As shown in Figure 2-51, the firewalls each have two ISP links to the Internet. If a campus network user accesses Server 1 on ISP 2 network and the firewall has equal-cost multi-path routing (ECMP) routes, the firewall can forward the access traffic from two different paths to Server 1. Apparently, path 1 is not the best path, and path 2 is the most desired path. After you configure ISP-based traffic steering, when an intranet user accesses Server 1, the firewall selects an outbound interface based on the ISP network where the destination address resides to enable the access traffic to reach Server 1 through the shortest path, that is, path 2 in Figure 2-51.

Figure 2-51 Intelligent traffic steering

Routes Between the Firewall and the Core Switch

North-south routes are present between the firewall and the core switch, including routes from the campus intranet to external networks on the core switch as well as return routes from external networks to the campus intranet on the firewall. In the virtualization solution for large- and medium-sized campus networks, under the external network resource model designed for the fabric, the routing protocol used for Layer 3 connectivity between the firewall and the core switch (border node) can be static routing, OSPF, or BGP. Generally, two firewalls are deployed in HSB mode to ensure reliability. When selecting a routing protocol, take into consideration how to switch the service traffic path in an active/standby switchover scenario.

• Static routing

  If two firewalls implement HSB by operating as a VRRP master and a VRRP backup, static routing is recommended. As illustrated in Figure 2-52, a default static route is configured on the core switch, with the next hop being the virtual IP address of the VRRP group. When the master firewall in the VRRP group is in the master state, it responds to the ARP request containing a virtual IP address sourcing from the core switch. In this way, the service traffic on the core switch can be diverted to the master firewall for processing.

  In the event of a failure on the master firewall, the backup firewall in the VRRP group becomes the new master and broadcasts a gratuitous ARP packet that carries the virtual IP address of the VRRP group and the MAC address of the corresponding interface (virtual MAC address is carried if the virtual MAC address function is enabled on the interface). After receiving the gratuitous ARP packet, the core switch updates its ARP table. Thus, the service traffic path is switched to the backup firewall.

  Figure 2-52 Using static routing between the firewall and the core switch
  
• Dynamic routing

  If VRRP is not deployed on firewalls, dynamic routing can be used to implement automatic switching of the service traffic path. In this case, you need to run the hrp standby-device command on the standby firewall to set it to the standby state. As shown in Figure 2-53, OSPF is used as an example. When both the active and standby firewalls work properly, the active firewall advertises routes based on the OSPF configuration, and the cost of the OSPF routes advertised by the standby firewall is adjusted to 65500 (default value, which can be changed).
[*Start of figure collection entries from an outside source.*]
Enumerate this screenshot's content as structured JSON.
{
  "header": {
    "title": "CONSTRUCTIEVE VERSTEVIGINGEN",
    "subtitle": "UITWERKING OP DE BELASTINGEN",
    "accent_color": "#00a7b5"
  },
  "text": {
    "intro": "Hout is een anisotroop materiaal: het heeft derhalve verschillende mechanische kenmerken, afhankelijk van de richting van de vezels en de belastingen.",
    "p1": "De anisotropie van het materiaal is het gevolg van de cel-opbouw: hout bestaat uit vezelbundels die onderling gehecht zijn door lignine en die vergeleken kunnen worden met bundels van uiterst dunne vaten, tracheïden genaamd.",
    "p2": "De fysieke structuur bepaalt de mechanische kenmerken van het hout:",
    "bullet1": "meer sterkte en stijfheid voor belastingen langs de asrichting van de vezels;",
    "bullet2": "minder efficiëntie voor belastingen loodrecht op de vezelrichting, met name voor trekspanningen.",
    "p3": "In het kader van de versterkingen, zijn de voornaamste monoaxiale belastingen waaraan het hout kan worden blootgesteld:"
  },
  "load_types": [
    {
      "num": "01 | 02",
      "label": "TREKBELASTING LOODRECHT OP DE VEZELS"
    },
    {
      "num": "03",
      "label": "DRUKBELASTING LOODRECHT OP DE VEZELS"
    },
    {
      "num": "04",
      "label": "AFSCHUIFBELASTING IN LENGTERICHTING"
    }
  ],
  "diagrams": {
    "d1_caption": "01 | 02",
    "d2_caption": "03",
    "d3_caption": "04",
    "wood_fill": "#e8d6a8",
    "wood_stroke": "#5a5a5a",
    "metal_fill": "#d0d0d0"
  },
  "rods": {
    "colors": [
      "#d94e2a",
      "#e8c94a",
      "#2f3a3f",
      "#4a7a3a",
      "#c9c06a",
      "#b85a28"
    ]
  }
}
In such a scenario, the core switch selects a path with a smaller cost to forward traffic, and all service traffic is diverted to the active firewall for forwarding.
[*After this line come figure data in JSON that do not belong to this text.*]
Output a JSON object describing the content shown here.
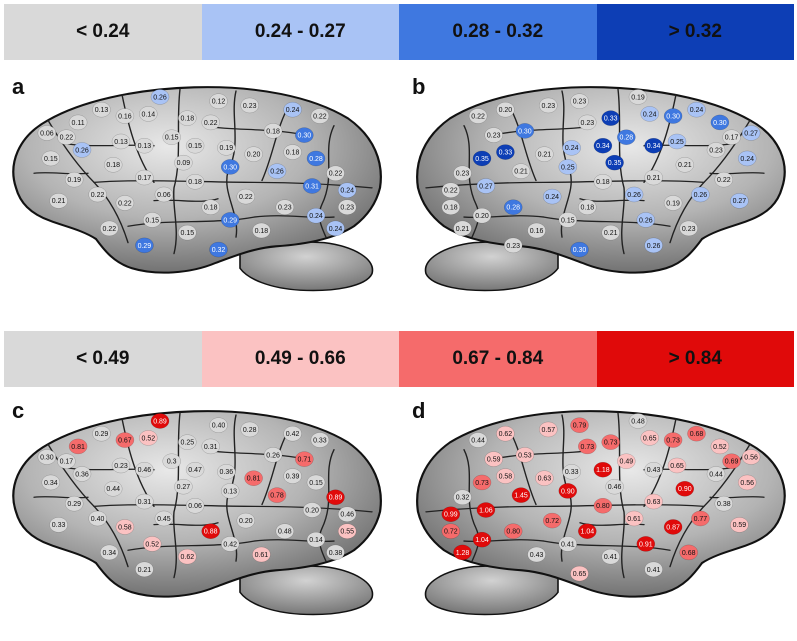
{
  "legends": {
    "blue": [
      {
        "label": "< 0.24",
        "color": "#d9d9d9"
      },
      {
        "label": "0.24 - 0.27",
        "color": "#a9c3f5"
      },
      {
        "label": "0.28 - 0.32",
        "color": "#3f78e0"
      },
      {
        "label": "> 0.32",
        "color": "#0d3eb5"
      }
    ],
    "red": [
      {
        "label": "< 0.49",
        "color": "#d9d9d9"
      },
      {
        "label": "0.49 - 0.66",
        "color": "#fbc2c2"
      },
      {
        "label": "0.67 - 0.84",
        "color": "#f56b6b"
      },
      {
        "label": "> 0.84",
        "color": "#e00a0a"
      }
    ]
  },
  "panels": [
    {
      "letter": "a",
      "scheme": "blue",
      "hemisphere": "left",
      "nodes": [
        "0.26",
        "0.12",
        "0.23",
        "0.13",
        "0.16",
        "0.14",
        "0.18",
        "0.11",
        "0.22",
        "0.24",
        "0.22",
        "0.18",
        "0.06",
        "0.22",
        "0.30",
        "0.15",
        "0.13",
        "0.26",
        "0.13",
        "0.15",
        "0.19",
        "0.20",
        "0.18",
        "0.28",
        "0.15",
        "0.18",
        "0.09",
        "0.30",
        "0.26",
        "0.22",
        "0.19",
        "0.17",
        "0.18",
        "0.31",
        "0.22",
        "0.06",
        "0.22",
        "0.24",
        "0.21",
        "0.22",
        "0.18",
        "0.23",
        "0.23",
        "0.15",
        "0.29",
        "0.24",
        "0.22",
        "0.15",
        "0.18",
        "0.24",
        "0.29",
        "0.32"
      ]
    },
    {
      "letter": "b",
      "scheme": "blue",
      "hemisphere": "right",
      "nodes": [
        "0.19",
        "0.23",
        "0.23",
        "0.24",
        "0.30",
        "0.24",
        "0.33",
        "0.30",
        "0.23",
        "0.20",
        "0.22",
        "0.30",
        "0.27",
        "0.17",
        "0.23",
        "0.28",
        "0.25",
        "0.23",
        "0.34",
        "0.34",
        "0.24",
        "0.21",
        "0.33",
        "0.35",
        "0.24",
        "0.21",
        "0.35",
        "0.25",
        "0.21",
        "0.23",
        "0.22",
        "0.21",
        "0.18",
        "0.27",
        "0.26",
        "0.26",
        "0.24",
        "0.22",
        "0.27",
        "0.19",
        "0.18",
        "0.28",
        "0.18",
        "0.26",
        "0.15",
        "0.20",
        "0.23",
        "0.21",
        "0.16",
        "0.21",
        "0.26",
        "0.30",
        "0.23"
      ]
    },
    {
      "letter": "c",
      "scheme": "red",
      "hemisphere": "left",
      "nodes": [
        "0.89",
        "0.40",
        "0.28",
        "0.29",
        "0.67",
        "0.52",
        "0.25",
        "0.81",
        "0.31",
        "0.42",
        "0.33",
        "0.26",
        "0.30",
        "0.17",
        "0.71",
        "0.3",
        "0.23",
        "0.36",
        "0.46",
        "0.47",
        "0.36",
        "0.81",
        "0.39",
        "0.15",
        "0.34",
        "0.44",
        "0.27",
        "0.13",
        "0.78",
        "0.89",
        "0.29",
        "0.31",
        "0.06",
        "0.20",
        "0.40",
        "0.45",
        "0.20",
        "0.46",
        "0.33",
        "0.58",
        "0.88",
        "0.48",
        "0.55",
        "0.52",
        "0.42",
        "0.14",
        "0.34",
        "0.62",
        "0.61",
        "0.38",
        "0.21"
      ]
    },
    {
      "letter": "d",
      "scheme": "red",
      "hemisphere": "right",
      "nodes": [
        "0.48",
        "0.79",
        "0.57",
        "0.68",
        "0.73",
        "0.65",
        "0.73",
        "0.52",
        "0.73",
        "0.62",
        "0.44",
        "0.53",
        "0.56",
        "0.69",
        "0.59",
        "0.49",
        "0.65",
        "0.44",
        "0.43",
        "1.18",
        "0.33",
        "0.63",
        "0.58",
        "0.73",
        "0.56",
        "0.90",
        "0.46",
        "0.90",
        "1.45",
        "0.32",
        "0.38",
        "0.63",
        "0.80",
        "1.06",
        "0.77",
        "0.61",
        "0.72",
        "0.99",
        "0.59",
        "0.87",
        "1.04",
        "0.80",
        "0.72",
        "0.91",
        "0.41",
        "1.04",
        "0.68",
        "0.41",
        "0.43",
        "1.28",
        "0.41",
        "0.65"
      ]
    }
  ]
}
  If the active firewall is faulty, the standby firewall converts to the active state. In addition, the VRRP Group Management Protocol (VGMP) adjusts the cost of the OSPF routes advertised by the active firewall to 65500 and that of the OSPF routes advertised by the standby firewall to 1. After route convergence is complete, the service traffic path is switched to the standby firewall.

  Figure 2-53 Using dynamic routing between the firewall and the core switch
  

For details about the deployment when using different routing protocols between the firewall and the core switch, see the external network design in Fabric Network Design.